Connecting thoughts, building a second brain

2 min read

What is Zettelkasten

There is no better way to explain this without taking it straight from the Zettelkasten website;

A Zettelkasten is a personal tool for thinking and writing. 
It has hypertextual features to make a web of thoughts possible.
The difference to other systems is that you create a web of thoughts
instead of notes of arbitrary size and form, and emphasize connection,
not a collection.

I recommend this website for more context. This blog post is my advocacy for it — how it makes me learn and journal so effectively.

Why it works for note-taking

Taking notes is a skill. The act of writing something down and referencing it in the future is actually quite difficult — information is often discarded or becomes irrelevant.

Notes in isolation are small and to the point. Linking them to adjacent notes where applicable creates connections. One note can (or should) become a little hub of important information, resulting in a web of your own data.

My setup

Obsidian notes setup

This is a graphical illustration of my notes, which I started this year. It's a graph view of my notes from the Obsidian GUI.

If you have read any of my posts, you will know I don't like GUIs, always preferring a text-editor approach.
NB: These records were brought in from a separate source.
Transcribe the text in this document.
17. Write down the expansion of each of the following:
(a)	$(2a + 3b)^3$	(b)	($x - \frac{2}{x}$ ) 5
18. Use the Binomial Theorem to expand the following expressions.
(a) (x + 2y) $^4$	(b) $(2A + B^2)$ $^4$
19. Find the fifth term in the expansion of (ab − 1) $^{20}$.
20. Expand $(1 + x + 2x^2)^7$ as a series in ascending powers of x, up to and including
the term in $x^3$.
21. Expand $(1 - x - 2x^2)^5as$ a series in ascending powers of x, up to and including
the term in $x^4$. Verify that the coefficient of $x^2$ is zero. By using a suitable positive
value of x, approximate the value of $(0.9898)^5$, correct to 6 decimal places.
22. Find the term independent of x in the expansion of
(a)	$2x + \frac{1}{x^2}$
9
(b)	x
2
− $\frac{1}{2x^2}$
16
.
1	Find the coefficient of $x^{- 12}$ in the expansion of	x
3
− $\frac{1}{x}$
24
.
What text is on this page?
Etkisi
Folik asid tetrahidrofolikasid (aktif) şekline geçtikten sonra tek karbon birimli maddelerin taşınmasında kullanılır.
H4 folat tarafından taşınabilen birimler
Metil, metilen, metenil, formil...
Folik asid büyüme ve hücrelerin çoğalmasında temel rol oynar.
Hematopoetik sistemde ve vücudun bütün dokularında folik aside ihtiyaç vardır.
I have my mentor to thank for this recommendation.

Obsidian + Neovim

I use Obsidian through a Neovim extension, which lets me stay in my editor while I create notes.
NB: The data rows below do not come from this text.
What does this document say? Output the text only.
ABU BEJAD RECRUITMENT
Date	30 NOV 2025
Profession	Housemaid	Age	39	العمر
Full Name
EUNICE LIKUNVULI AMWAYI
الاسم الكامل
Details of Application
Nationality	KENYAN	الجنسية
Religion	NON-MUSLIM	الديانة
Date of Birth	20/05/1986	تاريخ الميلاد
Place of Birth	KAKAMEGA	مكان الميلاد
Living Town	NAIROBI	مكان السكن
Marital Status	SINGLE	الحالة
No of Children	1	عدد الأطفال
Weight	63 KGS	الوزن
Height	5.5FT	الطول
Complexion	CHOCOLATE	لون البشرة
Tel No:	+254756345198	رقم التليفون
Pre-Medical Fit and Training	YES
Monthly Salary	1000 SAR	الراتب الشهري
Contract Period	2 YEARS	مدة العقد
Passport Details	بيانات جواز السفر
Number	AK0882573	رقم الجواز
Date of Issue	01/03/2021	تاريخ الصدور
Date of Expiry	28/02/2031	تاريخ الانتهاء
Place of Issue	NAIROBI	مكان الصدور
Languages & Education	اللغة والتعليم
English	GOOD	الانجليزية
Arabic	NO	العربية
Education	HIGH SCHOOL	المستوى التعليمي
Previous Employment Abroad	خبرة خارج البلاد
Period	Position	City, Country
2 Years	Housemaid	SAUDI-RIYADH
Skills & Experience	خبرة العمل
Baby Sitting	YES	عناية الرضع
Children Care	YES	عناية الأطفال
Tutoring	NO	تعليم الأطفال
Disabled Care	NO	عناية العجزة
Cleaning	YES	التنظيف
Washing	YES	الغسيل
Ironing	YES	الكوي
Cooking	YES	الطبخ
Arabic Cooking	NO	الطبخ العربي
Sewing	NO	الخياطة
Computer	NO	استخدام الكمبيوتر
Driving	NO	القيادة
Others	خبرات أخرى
Neovim note screenshot Note organisation

Every day I write down a to-do list(or try to). You know what's amazing about these?

They are just Markdown files.

I can plug opencode into this and if I'm really lazy, ask it about anything I've forgotten. In effect, I could use it to read my files and opencode could act like a second brain. ripgrep is just fine though.

How I structure notes

  • Daily notes — timestamped entries as the entry point
  • Concept notes — atomic ideas with unique IDs
  • Maps of Content (MOCs) — hub notes that link to related concept notes

Tags and bidirectional links keep everything discoverable.

Challenges & adaptations

  1. Maintaining the habit of linking — easy to skip, hard to sustain. Daily notes can be just noise (see the Obsidian graph — the dots on the edges)
  2. Avoiding note hoarding — not every thought needs a permanent note
  3. Balancing structure with flexibility — too rigid and it breaks
  4. Depending on what you put in your notes and where, it could lead to a security risk

Final thoughts

Such a simple concept. I'm essentially creating notes and connecting them to other related notes.

But the result is a massive improvement in my learning and daily actions — whether it's studying, tracking my address history, or making sure I'm eating enough calories.